Congress this week is debating whether to extend those benefits or approve other stimulus measures to boost an economy hit hard by side effects of COVID-19. When the coronavirus pandemic exploded in March and local authorities shut down large parts of the U.S. economy, the Trump administration and Congress softened the blow by approving stimulus checks for most households and the extra payments for newly jobless Americans on top of regular unemployment compensation.

Liz Carey was one of several people who shared their pandemic unemployment stories online with the progressive group Opportunity Wisconsin to show the impact of the potential end of the program.

Sarah Johnson, 28, operations manager and creative director of downtown Eau Claire retailer Odd Humyns, also lost her paycheck when the pandemic struck and relied on the federal aid to pay her bills, including payments on a mortgage, car, credit cards and student loans.

Even though it took Johnson seven weeks to get approved for unemployment compensation, she knows she is one of the fortunate ones because she is married, her husband has maintained his job other than enduring a monthlong furlough and they don’t have any children to support.

“There are people going through the same thing who don’t have a second income, who can’t pay their bills,” she said. “We’re all in this together, but we all have different bills to pay.”

In addition to helping her keep up with monthly bills, the extra $600 payments have enabled Johnson to continue to use a portion of her income to support other small businesses in the community.

If the benefits end, experts have said the impact will reverberate throughout the economy. Not only were nearly 17 million fewer Americans employed in June than in February, but jobless workers have been collecting a total of nearly $19 billion a week in the supplemental aid, some of which has been pumped back into the economy, according to an analysis by the Federal Reserve Bank of Minneapolis.

The research shows that recipients in the Federal Reserve’s Ninth District, which includes all or part of six Upper Midwestern states including 26 counties in northwestern Wisconsin, have been receiving more than $350 million a week through the emergency program.

At a recent virtual meeting with the Eau Claire Area Chamber of Commerce, U.S. Sen. Ron Johnson, R-Wisconsin, spoke strongly against the $600 payments, saying the practice is keeping people from rejoining the workforce.

“One of the biggest problems they’re having now is getting people to come back to work,” he said of businesses.

Calling the federal government’s addition to unemployment benefits “a very perverse incentive” because it has resulted in some people making more in unemployment compensation than they did from their wages at a job, Johnson said it should end as scheduled at the end of this month.

U.S. Rep. Ron Kind, D-La Crosse, said at the meeting that ending the federal aid to jobless workers entirely at the end of this month is too soon but that extending it through the rest of the year would be too long.

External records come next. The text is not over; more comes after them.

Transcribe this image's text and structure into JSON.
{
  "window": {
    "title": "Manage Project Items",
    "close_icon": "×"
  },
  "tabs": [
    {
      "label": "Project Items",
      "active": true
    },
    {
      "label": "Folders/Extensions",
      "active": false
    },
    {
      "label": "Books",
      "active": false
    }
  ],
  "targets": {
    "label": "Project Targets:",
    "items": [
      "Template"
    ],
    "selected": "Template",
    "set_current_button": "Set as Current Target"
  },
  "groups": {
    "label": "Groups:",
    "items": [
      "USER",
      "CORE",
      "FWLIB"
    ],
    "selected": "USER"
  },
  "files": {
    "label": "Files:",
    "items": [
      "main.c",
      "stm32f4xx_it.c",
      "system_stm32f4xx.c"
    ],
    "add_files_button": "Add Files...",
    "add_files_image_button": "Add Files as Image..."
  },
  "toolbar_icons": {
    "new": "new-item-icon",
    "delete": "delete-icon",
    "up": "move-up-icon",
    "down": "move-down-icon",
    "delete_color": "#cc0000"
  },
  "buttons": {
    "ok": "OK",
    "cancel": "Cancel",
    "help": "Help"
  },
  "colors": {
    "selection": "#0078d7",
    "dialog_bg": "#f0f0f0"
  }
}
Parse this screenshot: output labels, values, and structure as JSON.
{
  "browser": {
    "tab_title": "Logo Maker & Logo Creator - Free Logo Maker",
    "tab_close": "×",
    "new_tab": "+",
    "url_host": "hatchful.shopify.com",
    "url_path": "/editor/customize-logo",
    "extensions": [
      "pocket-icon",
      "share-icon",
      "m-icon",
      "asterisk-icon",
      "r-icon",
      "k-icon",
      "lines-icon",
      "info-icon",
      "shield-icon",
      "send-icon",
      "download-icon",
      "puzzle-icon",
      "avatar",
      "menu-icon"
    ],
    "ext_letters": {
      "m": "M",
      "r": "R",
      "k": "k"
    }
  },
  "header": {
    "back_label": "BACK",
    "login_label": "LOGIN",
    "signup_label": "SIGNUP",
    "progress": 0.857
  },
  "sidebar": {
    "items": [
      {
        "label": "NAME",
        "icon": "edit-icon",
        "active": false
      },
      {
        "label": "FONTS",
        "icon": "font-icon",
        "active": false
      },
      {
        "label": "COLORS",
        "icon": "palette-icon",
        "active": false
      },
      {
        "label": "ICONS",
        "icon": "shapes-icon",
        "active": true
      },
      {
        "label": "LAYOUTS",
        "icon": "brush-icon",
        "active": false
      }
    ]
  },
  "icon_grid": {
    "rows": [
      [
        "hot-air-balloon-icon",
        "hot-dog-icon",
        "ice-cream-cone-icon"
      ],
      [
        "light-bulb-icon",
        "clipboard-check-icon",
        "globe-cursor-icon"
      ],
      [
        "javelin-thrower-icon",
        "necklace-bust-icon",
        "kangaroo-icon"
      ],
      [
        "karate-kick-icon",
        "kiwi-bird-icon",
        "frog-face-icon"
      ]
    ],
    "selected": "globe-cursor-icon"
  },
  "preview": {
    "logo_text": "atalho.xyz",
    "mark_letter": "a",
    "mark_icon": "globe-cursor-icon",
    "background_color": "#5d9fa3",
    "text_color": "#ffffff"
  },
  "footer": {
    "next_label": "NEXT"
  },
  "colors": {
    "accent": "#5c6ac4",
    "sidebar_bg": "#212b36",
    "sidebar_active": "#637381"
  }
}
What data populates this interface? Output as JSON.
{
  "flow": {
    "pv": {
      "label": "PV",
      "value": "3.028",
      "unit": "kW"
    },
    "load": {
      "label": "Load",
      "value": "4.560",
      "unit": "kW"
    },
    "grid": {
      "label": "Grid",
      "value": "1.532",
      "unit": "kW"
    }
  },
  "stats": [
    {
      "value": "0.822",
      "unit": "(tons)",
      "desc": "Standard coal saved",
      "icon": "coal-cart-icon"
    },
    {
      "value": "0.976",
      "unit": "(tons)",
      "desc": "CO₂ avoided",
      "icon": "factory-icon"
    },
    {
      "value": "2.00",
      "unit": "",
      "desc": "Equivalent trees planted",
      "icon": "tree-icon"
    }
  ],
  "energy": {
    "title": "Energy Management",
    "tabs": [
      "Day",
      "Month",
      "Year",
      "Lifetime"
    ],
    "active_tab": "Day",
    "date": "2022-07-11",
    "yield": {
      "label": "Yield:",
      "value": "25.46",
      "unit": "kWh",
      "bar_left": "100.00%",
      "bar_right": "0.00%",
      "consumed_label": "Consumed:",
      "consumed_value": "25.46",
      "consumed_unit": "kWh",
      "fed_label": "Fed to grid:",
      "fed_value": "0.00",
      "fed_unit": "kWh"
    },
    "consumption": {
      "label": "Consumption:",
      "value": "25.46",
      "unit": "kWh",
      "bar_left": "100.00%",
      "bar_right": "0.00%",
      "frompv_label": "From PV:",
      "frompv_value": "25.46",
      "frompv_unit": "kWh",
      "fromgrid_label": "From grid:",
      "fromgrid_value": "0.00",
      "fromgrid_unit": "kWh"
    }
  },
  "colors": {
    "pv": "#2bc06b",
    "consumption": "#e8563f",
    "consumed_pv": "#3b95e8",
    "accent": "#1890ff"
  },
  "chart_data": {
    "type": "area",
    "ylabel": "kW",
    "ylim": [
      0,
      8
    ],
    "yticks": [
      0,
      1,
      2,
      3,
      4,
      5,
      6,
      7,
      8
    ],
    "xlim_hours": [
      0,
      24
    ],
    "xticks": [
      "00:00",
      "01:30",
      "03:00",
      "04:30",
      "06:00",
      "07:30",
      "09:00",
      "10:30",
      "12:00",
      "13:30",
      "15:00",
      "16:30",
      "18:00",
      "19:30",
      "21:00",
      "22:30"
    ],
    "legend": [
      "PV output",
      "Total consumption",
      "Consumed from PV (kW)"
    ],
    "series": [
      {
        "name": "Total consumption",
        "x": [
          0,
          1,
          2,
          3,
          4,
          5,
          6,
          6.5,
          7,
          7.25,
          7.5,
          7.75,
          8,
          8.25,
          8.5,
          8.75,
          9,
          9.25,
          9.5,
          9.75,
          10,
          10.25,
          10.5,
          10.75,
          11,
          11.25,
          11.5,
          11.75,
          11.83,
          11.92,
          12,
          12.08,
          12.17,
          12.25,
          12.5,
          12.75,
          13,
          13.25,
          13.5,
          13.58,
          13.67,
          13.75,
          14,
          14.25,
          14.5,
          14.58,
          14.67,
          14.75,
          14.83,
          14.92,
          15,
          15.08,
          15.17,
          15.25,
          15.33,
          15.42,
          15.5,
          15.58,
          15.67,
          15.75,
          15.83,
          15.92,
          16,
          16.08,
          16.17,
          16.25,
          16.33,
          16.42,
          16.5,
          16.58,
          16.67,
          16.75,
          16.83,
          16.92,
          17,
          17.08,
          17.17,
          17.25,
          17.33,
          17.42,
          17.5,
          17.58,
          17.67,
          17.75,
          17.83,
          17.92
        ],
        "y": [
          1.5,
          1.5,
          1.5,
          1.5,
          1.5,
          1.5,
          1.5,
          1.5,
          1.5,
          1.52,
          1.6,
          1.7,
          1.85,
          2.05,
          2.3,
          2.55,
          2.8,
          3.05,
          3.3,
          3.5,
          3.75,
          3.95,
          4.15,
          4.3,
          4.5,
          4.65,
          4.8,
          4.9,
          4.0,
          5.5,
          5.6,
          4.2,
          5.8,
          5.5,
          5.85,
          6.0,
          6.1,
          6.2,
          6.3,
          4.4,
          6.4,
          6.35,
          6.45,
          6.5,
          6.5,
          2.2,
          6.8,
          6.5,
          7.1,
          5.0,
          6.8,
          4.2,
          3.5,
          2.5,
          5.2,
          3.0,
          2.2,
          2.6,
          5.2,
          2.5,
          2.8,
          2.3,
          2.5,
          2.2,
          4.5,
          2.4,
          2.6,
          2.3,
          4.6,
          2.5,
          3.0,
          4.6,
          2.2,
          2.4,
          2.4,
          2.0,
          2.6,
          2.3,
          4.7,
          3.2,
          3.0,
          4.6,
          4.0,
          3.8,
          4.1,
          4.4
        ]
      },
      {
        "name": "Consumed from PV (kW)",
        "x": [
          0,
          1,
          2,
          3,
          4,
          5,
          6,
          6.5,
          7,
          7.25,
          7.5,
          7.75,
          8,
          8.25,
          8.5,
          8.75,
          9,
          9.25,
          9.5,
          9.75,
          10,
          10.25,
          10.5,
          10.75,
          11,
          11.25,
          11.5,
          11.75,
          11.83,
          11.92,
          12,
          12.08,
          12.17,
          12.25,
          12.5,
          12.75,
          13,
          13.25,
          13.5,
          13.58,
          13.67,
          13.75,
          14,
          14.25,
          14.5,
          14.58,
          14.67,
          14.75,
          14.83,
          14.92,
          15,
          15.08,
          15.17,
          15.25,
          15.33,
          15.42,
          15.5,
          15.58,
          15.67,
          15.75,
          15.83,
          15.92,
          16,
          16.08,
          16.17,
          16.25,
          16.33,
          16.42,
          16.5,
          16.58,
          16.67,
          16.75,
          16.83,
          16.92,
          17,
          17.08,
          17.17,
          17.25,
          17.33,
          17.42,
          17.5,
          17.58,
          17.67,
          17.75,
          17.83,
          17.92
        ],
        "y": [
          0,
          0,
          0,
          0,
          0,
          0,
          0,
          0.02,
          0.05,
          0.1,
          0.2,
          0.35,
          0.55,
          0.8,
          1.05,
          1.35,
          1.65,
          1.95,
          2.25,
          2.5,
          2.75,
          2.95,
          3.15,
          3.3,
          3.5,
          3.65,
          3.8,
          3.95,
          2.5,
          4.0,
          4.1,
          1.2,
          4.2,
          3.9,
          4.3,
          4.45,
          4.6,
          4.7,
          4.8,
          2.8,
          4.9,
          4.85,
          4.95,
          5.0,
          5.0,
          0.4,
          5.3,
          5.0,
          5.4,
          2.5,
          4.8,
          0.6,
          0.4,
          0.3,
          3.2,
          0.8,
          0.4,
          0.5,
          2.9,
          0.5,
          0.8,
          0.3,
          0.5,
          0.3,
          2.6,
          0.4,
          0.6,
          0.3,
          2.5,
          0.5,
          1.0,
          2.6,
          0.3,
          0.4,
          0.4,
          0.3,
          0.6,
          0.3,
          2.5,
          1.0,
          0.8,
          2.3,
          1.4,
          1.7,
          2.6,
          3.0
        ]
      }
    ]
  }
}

With the future of the pandemic payments in limbo, so are Sarah Johnson’s finances.

“I’m not able to plan for the future,” she said. “I don’t know what my income will look like.”

Likewise, Carey said it’s difficult not knowing where one’s next paycheck will come from or how big it will be.

While Carey expects SHIFT to reopen in August for takeout orders, she doesn’t know how many hours she and Colin will be able to work.

“Everything is incredibly uncertain right now,” Liz Carey said, acknowledging that the couple is lucky to have jobs to go back to at all.

One thing is sure: Money will be tighter if the federal aid is allowed to expire as scheduled.

“We will survive — at least for a while,” Carey said. “But it just depends on what this all looks like and how long it lasts.”